Norsat Satellite Solutions' GlobeTrekker is a portable satellite system built for first responders, military personnel and even journalists who work in and need to transmit data from remote and often harsh environments.

Norsat's President Bill Coyne said the product is ideal for first responders in the field because the unit fits into two shock-protected backpacks, weighs approximately 48.5 pounds and can be set up in about 15 minutes by following the Microsoft XP interface on the unit's wired, touch-screen display. An auto-acquire GPS component obtains the satellite signal, and a built-in, 1-meter antenna then lets users establish a broadband connection of up to 4 Mb/s and transmit data from an incident to a command-and-control center via the Ku band at 14.0 GHz to 14.5 GHz.
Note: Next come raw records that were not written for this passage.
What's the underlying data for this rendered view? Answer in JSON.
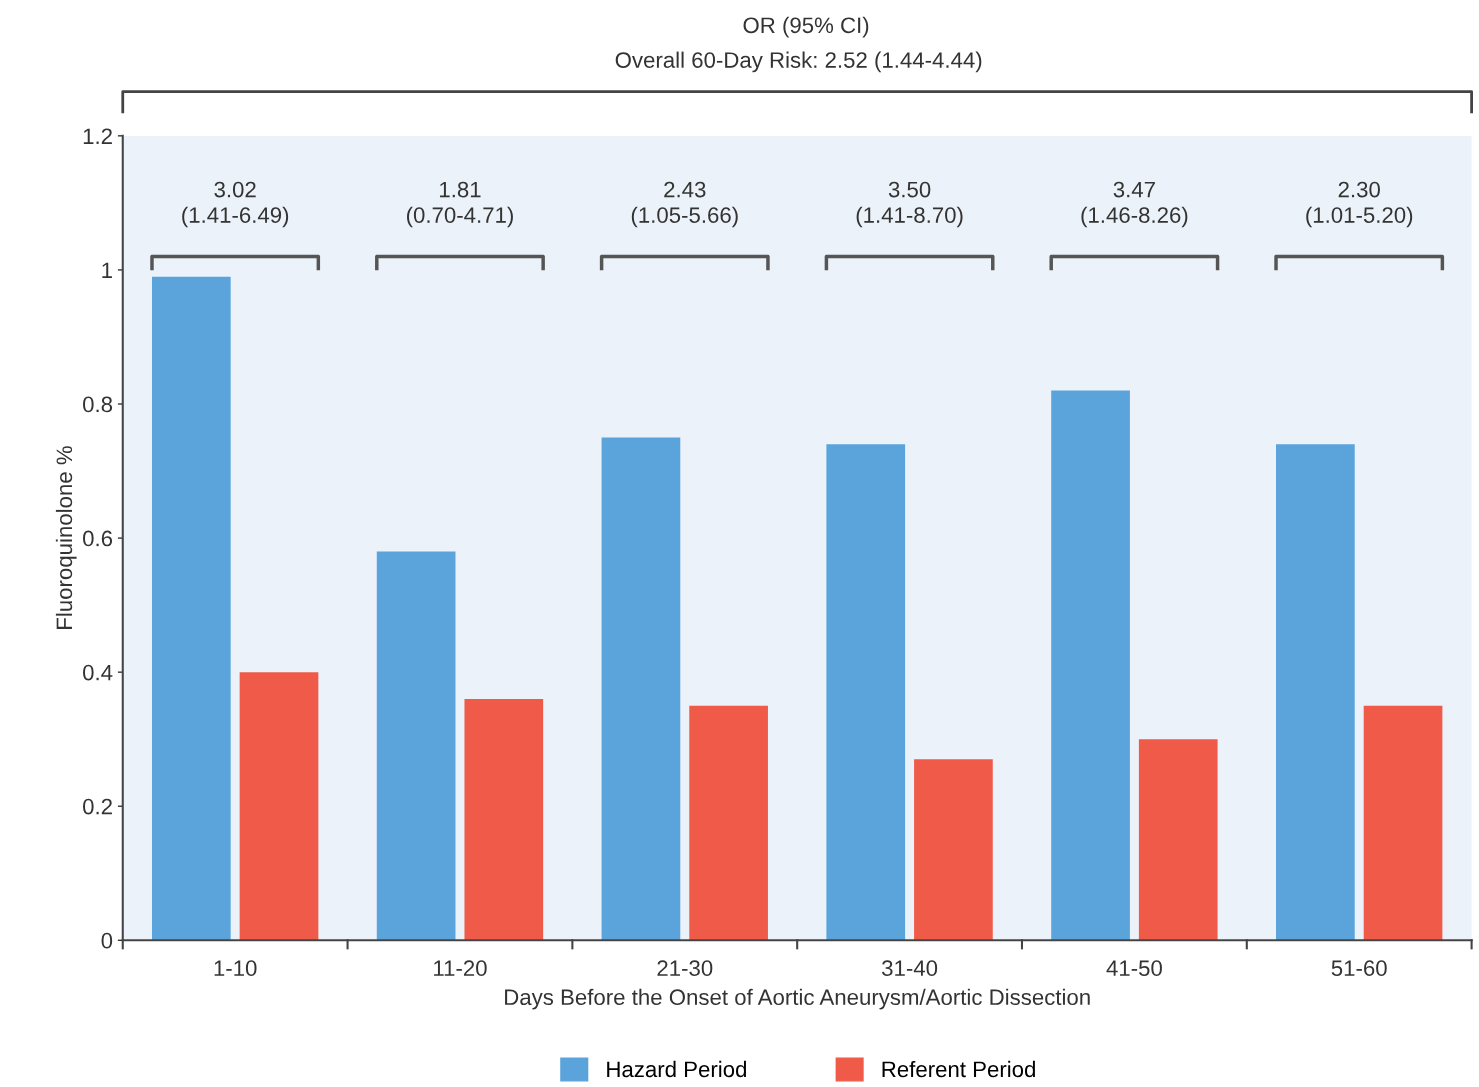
{
  "chart_data": {
    "type": "bar",
    "title": "OR (95% CI)",
    "subtitle": "Overall 60-Day Risk: 2.52 (1.44-4.44)",
    "xlabel": "Days Before the Onset of Aortic Aneurysm/Aortic Dissection",
    "ylabel": "Fluoroquinolone %",
    "categories": [
      "1-10",
      "11-20",
      "21-30",
      "31-40",
      "41-50",
      "51-60"
    ],
    "series": [
      {
        "name": "Hazard Period",
        "color": "#5aa3db",
        "values": [
          0.99,
          0.58,
          0.75,
          0.74,
          0.82,
          0.74
        ]
      },
      {
        "name": "Referent Period",
        "color": "#ef5b48",
        "values": [
          0.4,
          0.36,
          0.35,
          0.27,
          0.3,
          0.35
        ]
      }
    ],
    "annotations": [
      "3.02\n(1.41-6.49)",
      "1.81\n(0.70-4.71)",
      "2.43\n(1.05-5.66)",
      "3.50\n(1.41-8.70)",
      "3.47\n(1.46-8.26)",
      "2.30\n(1.01-5.20)"
    ],
    "ylim": [
      0,
      1.2
    ],
    "yticks": [
      0,
      0.2,
      0.4,
      0.6,
      0.8,
      1,
      1.2
    ],
    "grid": false,
    "legend": "bottom"
  }
}
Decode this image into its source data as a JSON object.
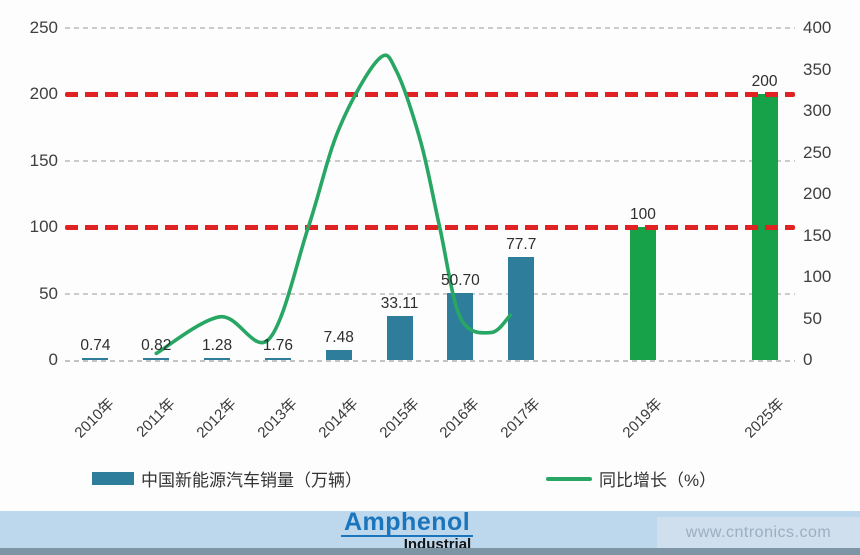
{
  "colors": {
    "bar_actual": "#2E7D9B",
    "bar_forecast": "#17A24A",
    "growth_line": "#27A763",
    "target_line": "#E02222",
    "gridline": "#CBCBCB",
    "footer_strip": "#BDD7EC",
    "bottom_strip": "#7E95A6",
    "logo_blue": "#1B75BC"
  },
  "chart_data": {
    "type": "bar",
    "subtype": "bar+line combo, dual axis",
    "title": "",
    "categories": [
      "2010年",
      "2011年",
      "2012年",
      "2013年",
      "2014年",
      "2015年",
      "2016年",
      "2017年",
      "2019年",
      "2025年"
    ],
    "x_slots": [
      0,
      1,
      2,
      3,
      4,
      5,
      6,
      7,
      9,
      11
    ],
    "n_slots": 12,
    "series": [
      {
        "name": "中国新能源汽车销量（万辆）",
        "type": "bar",
        "axis": "left",
        "values": [
          0.74,
          0.82,
          1.28,
          1.76,
          7.48,
          33.11,
          50.7,
          77.7,
          100,
          200
        ],
        "value_labels": [
          "0.74",
          "0.82",
          "1.28",
          "1.76",
          "7.48",
          "33.11",
          "50.70",
          "77.7",
          "100",
          "200"
        ],
        "forecast": [
          false,
          false,
          false,
          false,
          false,
          false,
          false,
          false,
          true,
          true
        ]
      },
      {
        "name": "同比增长（%）",
        "type": "line",
        "axis": "right",
        "points": [
          {
            "x": 1.0,
            "value": 8
          },
          {
            "x": 2.05,
            "value": 52
          },
          {
            "x": 2.85,
            "value": 25
          },
          {
            "x": 3.5,
            "value": 160
          },
          {
            "x": 4.0,
            "value": 278
          },
          {
            "x": 4.65,
            "value": 362
          },
          {
            "x": 4.95,
            "value": 348
          },
          {
            "x": 5.35,
            "value": 262
          },
          {
            "x": 5.66,
            "value": 160
          },
          {
            "x": 6.0,
            "value": 51
          },
          {
            "x": 6.5,
            "value": 33
          },
          {
            "x": 6.82,
            "value": 54
          }
        ]
      }
    ],
    "left_axis": {
      "min": 0,
      "max": 250,
      "step": 50,
      "tick_labels": [
        "0",
        "50",
        "100",
        "150",
        "200",
        "250"
      ]
    },
    "right_axis": {
      "min": 0,
      "max": 400,
      "step": 50,
      "tick_labels": [
        "0",
        "50",
        "100",
        "150",
        "200",
        "250",
        "300",
        "350",
        "400"
      ]
    },
    "target_lines": [
      {
        "axis": "left",
        "value": 100
      },
      {
        "axis": "left",
        "value": 200
      }
    ],
    "gridlines": {
      "axis": "left",
      "values": [
        50,
        150,
        250
      ]
    },
    "legend_position": "bottom"
  },
  "legend": {
    "items": [
      {
        "label": "中国新能源汽车销量（万辆）",
        "swatch": "bar"
      },
      {
        "label": "同比增长（%）",
        "swatch": "line"
      }
    ]
  },
  "footer": {
    "logo_top": "Amphenol",
    "logo_bottom": "Industrial",
    "watermark": "www.cntronics.com"
  }
}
Because of the auto-acquire GPS component, first responders can set up the unit without programming location details, such as longitude and latitude.

“Field operators or those with little technical knowledge can deploy it during emergency situations,” Coyne said. “The technology lets first responders focus on people, rather than on setting up and figuring out the technology.”

The satellite is parachute and helicopter friendly and can be operated in a harsh environment because its radio frequency electronics are hermetically sealed. This prevents water egress and other elements from affecting the system, Coyne said. In addition, there is a built-in sensor that checks the internal components and warms or cools them depending on ambient temperatures. There also are three layers of physical protection, including a hard-shell exterior, shock-absorbing foam inserts and shock-mounted, base-band electronics.

Agencies and enterprises will need a significant budget for large-scale deployment of the devices. Prices start at $100,000 per unit, depending on options.